Paul Delvaux, “La Joie de vivre,” a 1938 oil painting. (© Paul Delvaux Foundation, Belgium)
You came, you saw, you Friezed (and joined the Collective), and then dived straight into NYCxDESIGN and ICFF. In the few days that stand between you and a road trip, body of water, and/or that teetering stack of unread books you can now refer to as your “summer reading list,” soothe your weary eyes with the help of Paul Delvaux (1897–1994). A selection of 20 of the Belgian artist’s quietly seductive works are on view through June 1 at Blain|Di Donna gallery in New York, after which they’ll travel to London.

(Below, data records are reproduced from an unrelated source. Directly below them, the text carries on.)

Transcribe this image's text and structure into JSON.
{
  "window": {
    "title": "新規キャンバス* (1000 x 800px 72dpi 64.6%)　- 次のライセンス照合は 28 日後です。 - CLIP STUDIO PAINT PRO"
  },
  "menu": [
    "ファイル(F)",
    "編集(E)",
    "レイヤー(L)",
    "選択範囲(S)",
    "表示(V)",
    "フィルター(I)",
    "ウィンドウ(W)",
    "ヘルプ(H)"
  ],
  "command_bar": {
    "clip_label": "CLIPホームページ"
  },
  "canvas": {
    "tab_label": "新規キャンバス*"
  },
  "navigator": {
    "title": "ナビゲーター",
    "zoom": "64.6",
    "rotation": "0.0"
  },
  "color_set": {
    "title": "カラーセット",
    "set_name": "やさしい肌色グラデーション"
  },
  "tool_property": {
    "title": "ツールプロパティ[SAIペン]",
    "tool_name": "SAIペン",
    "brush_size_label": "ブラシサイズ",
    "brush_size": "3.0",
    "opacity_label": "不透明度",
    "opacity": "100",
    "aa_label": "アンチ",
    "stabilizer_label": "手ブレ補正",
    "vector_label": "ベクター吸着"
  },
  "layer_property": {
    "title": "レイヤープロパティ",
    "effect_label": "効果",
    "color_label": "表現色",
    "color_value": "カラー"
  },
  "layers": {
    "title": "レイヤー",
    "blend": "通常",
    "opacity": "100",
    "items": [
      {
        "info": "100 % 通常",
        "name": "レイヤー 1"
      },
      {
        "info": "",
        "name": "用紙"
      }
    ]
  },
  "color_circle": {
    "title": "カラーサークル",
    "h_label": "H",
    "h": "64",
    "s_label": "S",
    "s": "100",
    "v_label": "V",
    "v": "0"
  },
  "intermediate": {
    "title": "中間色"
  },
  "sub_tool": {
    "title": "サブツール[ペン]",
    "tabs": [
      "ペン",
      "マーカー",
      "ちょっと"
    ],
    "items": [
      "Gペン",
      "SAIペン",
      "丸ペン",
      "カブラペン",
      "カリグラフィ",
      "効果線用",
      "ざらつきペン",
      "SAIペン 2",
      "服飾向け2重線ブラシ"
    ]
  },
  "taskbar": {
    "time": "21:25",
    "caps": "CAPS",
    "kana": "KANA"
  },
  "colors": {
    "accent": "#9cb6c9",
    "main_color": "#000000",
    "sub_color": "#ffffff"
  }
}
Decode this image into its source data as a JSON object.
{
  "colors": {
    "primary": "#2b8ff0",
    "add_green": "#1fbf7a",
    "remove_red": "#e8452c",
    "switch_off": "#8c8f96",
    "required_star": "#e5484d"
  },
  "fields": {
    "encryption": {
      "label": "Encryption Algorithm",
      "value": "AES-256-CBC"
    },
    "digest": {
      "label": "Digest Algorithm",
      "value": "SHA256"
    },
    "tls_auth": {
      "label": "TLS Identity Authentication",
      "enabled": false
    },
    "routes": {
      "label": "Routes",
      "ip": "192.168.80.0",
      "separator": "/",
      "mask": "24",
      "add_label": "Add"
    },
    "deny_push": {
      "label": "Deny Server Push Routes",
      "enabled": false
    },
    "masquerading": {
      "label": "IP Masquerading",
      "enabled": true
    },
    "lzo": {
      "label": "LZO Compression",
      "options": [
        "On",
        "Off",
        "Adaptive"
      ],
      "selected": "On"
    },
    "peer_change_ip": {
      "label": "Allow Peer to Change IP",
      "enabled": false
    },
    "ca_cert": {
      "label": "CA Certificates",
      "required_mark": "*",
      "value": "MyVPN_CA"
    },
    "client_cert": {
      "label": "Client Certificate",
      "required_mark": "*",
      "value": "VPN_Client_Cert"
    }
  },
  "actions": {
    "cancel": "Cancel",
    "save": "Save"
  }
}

Produced over a span of 35 years, the works in this non-selling exhibition follow Delvaux as he samples a variety of influences–James Ensor‘s skeletal hijinks, Giorgio de Chirico‘s haunted piazzas, Dalí‘s alienated objects and parched landscapes, Magritte‘s mysterious lovers and bowler-hatted men of mystery–and makes them his own, in a world where mythical figures contemplate crumbling cities (Delvaux studied architecture at the Académie Royale des Beaux-Arts in Brussels before picking up a paintbrush), suspiciously lush foilage, roiling seas, and ribbon corsages, abandoned and pinned to the floor.